Se deslizaron sobre el suelo casi un centenar de yardas. Laurence no lograba ver nada y solo podía escudar el rostro con la mano a fin de que no se le metiera la arena en suspensión por la boca, pero oía sisear a Temerario con desagrado y berrear a la dragona francesa.

—Ja —exclamó triunfalmente el Celestial—. Je vous ai attrapé; il ne faut pas pleurer[6]. Oh, venga, te pido perdón, lo siento mucho.

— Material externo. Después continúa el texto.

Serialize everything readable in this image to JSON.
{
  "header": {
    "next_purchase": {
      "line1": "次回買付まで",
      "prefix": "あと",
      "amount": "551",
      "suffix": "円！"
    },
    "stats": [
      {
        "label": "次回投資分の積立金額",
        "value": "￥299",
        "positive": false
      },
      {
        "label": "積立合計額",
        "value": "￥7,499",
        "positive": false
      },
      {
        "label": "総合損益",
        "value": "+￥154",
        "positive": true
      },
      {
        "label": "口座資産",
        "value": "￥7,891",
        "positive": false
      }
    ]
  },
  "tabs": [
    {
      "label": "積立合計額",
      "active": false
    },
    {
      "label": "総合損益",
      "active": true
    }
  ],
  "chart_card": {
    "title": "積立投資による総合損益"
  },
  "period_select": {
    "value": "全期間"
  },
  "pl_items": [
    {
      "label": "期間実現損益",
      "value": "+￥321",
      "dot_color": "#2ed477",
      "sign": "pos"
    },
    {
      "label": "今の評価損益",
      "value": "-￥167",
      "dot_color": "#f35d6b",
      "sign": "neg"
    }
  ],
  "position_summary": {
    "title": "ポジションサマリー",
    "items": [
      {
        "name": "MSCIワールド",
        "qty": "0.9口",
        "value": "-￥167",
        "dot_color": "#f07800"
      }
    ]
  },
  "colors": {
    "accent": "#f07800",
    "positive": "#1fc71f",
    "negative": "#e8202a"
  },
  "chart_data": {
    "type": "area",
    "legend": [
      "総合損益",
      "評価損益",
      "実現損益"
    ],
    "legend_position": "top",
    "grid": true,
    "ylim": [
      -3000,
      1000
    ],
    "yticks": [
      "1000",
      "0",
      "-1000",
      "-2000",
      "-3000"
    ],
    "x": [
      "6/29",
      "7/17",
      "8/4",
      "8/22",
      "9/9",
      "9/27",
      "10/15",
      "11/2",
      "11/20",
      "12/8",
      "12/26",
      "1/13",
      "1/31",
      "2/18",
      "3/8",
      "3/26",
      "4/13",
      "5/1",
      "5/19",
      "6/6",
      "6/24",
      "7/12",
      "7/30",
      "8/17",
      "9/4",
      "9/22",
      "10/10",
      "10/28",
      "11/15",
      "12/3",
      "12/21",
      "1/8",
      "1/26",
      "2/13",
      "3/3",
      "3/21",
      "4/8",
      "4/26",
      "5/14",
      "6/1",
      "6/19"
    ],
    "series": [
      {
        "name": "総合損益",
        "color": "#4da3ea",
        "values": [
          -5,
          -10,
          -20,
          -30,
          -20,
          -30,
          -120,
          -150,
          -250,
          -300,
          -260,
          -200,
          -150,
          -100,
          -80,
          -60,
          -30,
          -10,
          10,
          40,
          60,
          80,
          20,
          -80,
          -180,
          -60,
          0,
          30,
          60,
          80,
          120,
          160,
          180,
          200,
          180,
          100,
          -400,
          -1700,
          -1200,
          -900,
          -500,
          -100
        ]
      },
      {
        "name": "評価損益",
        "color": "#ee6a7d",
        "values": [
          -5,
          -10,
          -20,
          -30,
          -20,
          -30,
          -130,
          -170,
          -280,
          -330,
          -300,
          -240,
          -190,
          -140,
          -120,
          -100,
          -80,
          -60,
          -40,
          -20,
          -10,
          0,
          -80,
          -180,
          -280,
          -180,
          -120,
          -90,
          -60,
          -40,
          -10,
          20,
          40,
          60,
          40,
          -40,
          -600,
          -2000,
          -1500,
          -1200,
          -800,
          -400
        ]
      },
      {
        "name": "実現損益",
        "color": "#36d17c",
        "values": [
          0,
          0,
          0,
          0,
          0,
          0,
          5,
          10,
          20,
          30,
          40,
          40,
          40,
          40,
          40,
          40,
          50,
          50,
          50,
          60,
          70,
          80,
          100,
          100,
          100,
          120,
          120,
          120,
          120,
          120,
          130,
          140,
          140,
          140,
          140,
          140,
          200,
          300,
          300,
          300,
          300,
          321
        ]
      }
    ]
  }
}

El capitán tosió con violencia mientras se sacudía la arenilla de la cara y la nariz. Los ojos le escocían mucho y cuando fue capaz de ver por ellos se encontró mirando casi directamente a las pupilas rasgadas de los inquietantes ojos anaranjados de un Largario.

Excidium ladeó la cabeza para estornudar, y al hacerlo, soltó sin querer una rociada de gotas de ácido que humearon durante unos instantes cuando las absorbió la arena. Laurence contempló horrorizado cómo la enorme cabeza volvía lentamente a su posición original.

—¿Qué habéis hecho? No teníais que haber entrado aquí —dijo Excidium con voz áspera y bronca.

Pudieron ver conforme se asentaba la nube de arena a media docena de Largarios. Junto a Excidium se hallaba Lily, esta sacó la cabeza de debajo del ala que había levantado para protegerse. Permanecían acurrucados en los fosos de arena, ese era su lugar de reclusión durante la cuarentena.